Welche Botschaften hinterlassen sie alle auf den Plastik-Tabletts, wenn sie verwüstet sind nach einem viel zu kurzen Ess-Anfall? Denn die Linderung dauert nur kurz. Spätestens auf dem Weg zum Müllschlucker holt es dich ein: Das dicke Kind, immer nackt, immer bedürftig, immer weint es viel zu laut. Und unerfreulich schweineähnlich sein Gesicht unter der Glasur aus Tränen und Rotz. Es ist seltsam, dass nur du es sehen kannst. Dieses Kind versucht jetzt deine Hand in seine heiße, verschwitzte Hand zu zwingen. Aber du bist schneller. Ätsch Kind, und du bist schon fast weg, wenn es noch tränenblind und auf seinen dicken, weichen Beinen versucht dir hinterher zu rennen. Du hörst nur, wie der Synthetikstoff seiner Hosenbeine gegeneinander reibt, wenn es rennt. Es hat diese Freizeithosen an, die an ihm aussehen wie an einem alten, fetten Mann. Das Kind versucht zu rennen. Es ist ein Geräusch der Hoffnungslosigkeit, erinnert dich an viele vergebliche Versuche, ein Streichholz an der seitlichen Schmirgelfläche einer Streichholzschachtel zu entzünden. Und gegen deinen Willen fängst du fast an das Kind zu mögen. Für seine Hingabe, Beharrlichkeit. Für das blinde Vertrauen, das es dir entgegenbringt. Einfach so. Auf einmal ist es weg.

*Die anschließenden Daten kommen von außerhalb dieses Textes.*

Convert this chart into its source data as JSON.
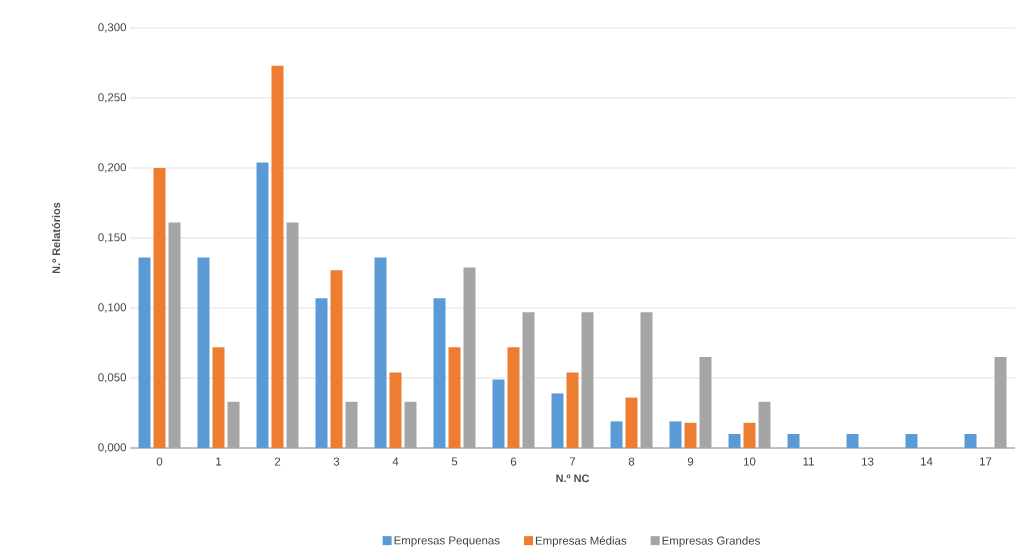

Du vermisst sein kompaktes Hitzefeld, sein kurzatmiges Schnaufen und Gejammer. Dir wird klar, dass du es nie berührt hast, dass du nie überprüft hast, ob sich seine Hände tatsächlich heiß und feucht anfühlen. Und klebrig. Das Klebrige kommt ganz sicher von der Verzweiflung. Damit kennst du dich aus. Du legst deine Hände ineinander, die Handflächen kleben. Zu spät. Du hast dich bei dem Kind angesteckt. Als du wieder aufsiehst, ist es weg. Die klaffenden, leeren und zusammengestauchten Pappschachteln. Ketchupverschmiert die papierene Unterlage auf dem Tablett. Jeder schreibt dort den Code seines Alleinseins hinein. Du bist genau richtig hier. Wo sollte es sich sonst offenbaren, wenn nicht hier an diesem voll beladenen Müllschlucker? Für den Bruchteil einer Sekunde spürst du, wie vollkommen die Ordnung dieser verrückten Welt ist. Spürst die Schönheit dieses Tages; zerkratzt, außer Balance, das Licht in unendlichen Facetten spiegelnd. Sobald das emsige Kauen der Beißwerkzeuge deiner Logik, deines kleinen getriebenen Verstands verstummt ist, ist da diese Weite. Die dich so leicht macht, dass du dich fast zu den blökenden Jungs weiter vorne stellen würdest, ohne Angst. Das grelle Licht von oben, das den Leuten harte Schlitze in die Haut ritzt. Ohrenbetäubendes Gequatsche von allen Seiten. Der Geruch von lauwarmem Fett. Den du nun immer an dein eigenes Versagen koppeln wirst. Und an etwas anderes. Hängt in der Luft, wolkig, federnd, voll unhaltbarer Versprechungen. Und da ist es klar, dass du draußen vor den Glastüren wartest, bis das Kind endlich angetrottet kommt, müde, verschwitzt und überfressen. Du nimmst seine Hand – die klebrige Verzweiflung überrascht dich nicht mehr – und sagst, komm, lass uns nach Hause gehen.